Vale a reflexão. No Brasil é diferente? Isso está certo? Precisa mudar? Como mudar? A única forma de mudar é vencendo o preconceito. Pra vencer o preconceito temos que nos mostrar à sociedade. A melhor forma de uma pessoa que acha que um ateu é um homem sem princípios, sem escrúpulos, sem moral e ética, mudar de opinião é saber que aquele professor que ela tanto admira por suas atitudes é ateu. É saber que aquele amigo que ela tanto confia é ateu. É ver que os ateus estão por aí e que são pessoas boas. Não são comedores de criancinhas.

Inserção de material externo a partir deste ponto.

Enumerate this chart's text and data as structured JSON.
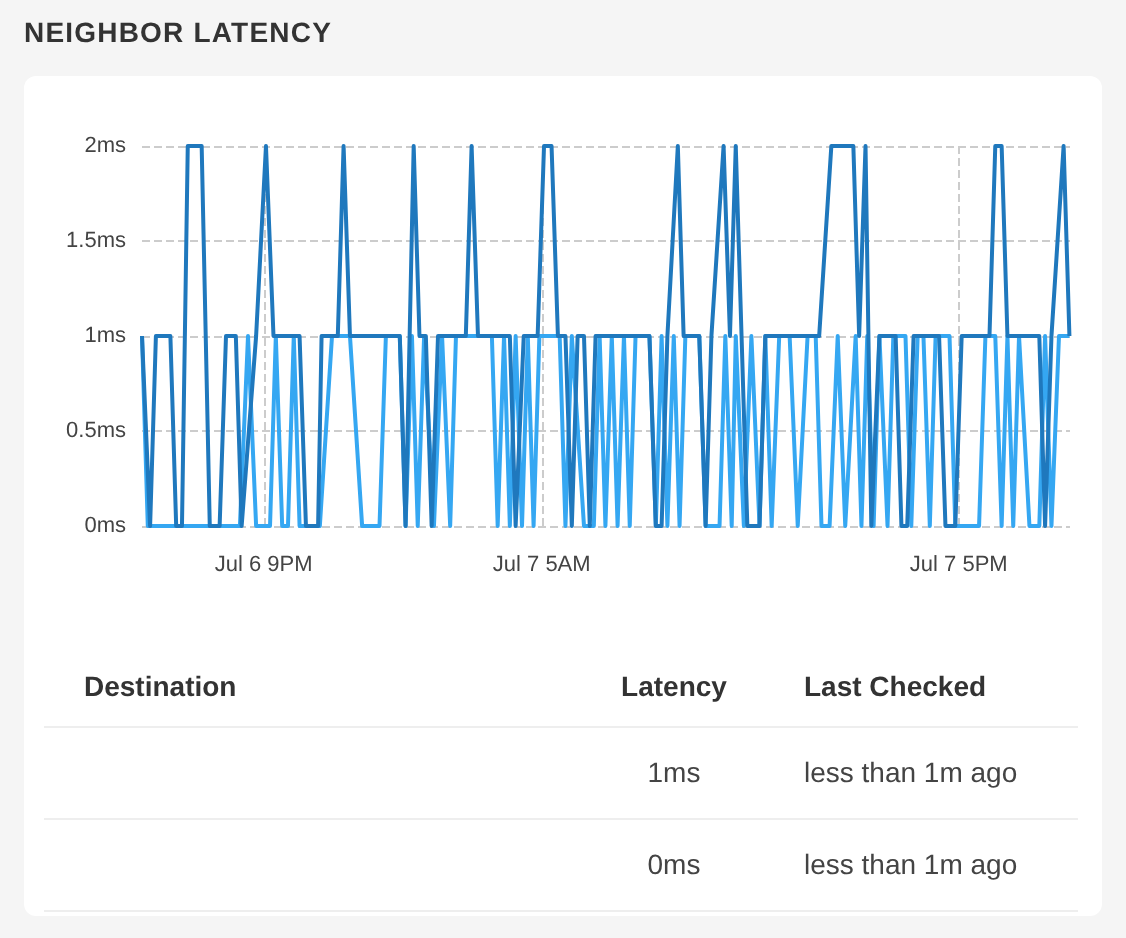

E é justamente aí que aparece o lado positivo da campanha religiosa. Diante de tanta asneira sendo vomitada na nossa frente, tantas declarações estapafúrdias e repulsivas, alguns ateus começaram a entender que a chave para acabar com o preconceito é sair do armário. Parabéns a neurocientista Suzana Herculano-Houzel que publicou em seu site que é atéia e se sente descriminada e com isso motivou a publicação deste post. Apareçam, ateus. Vocês são bem vindos.
Iniciando a leitura deste texto, permiti-me pensar que os ateus tendenciam a criação de uma nova religião, ou que vem surgindo uma nova corrente de pensamento, mas, mais adiante, percebi o motivo pelo qual você escreveu isso.
A unica ressalva que faço, meu nobre amigo, é a d que o que permeia os debates entre cristãos e cristãos de todo tipo não é o preconceito contra os ateus. É o falso-moralismo escancarado. É o “sou contra o aborto, mas se for com a minha filha…”, “detesto gays, mas se lessem meus pensamentos…”, “liberação das drogas? NUNCA – mas num conta pra ninguem daquele back q eu puxei!”
É isso. Falso-moralismo. Abaixo essa merda!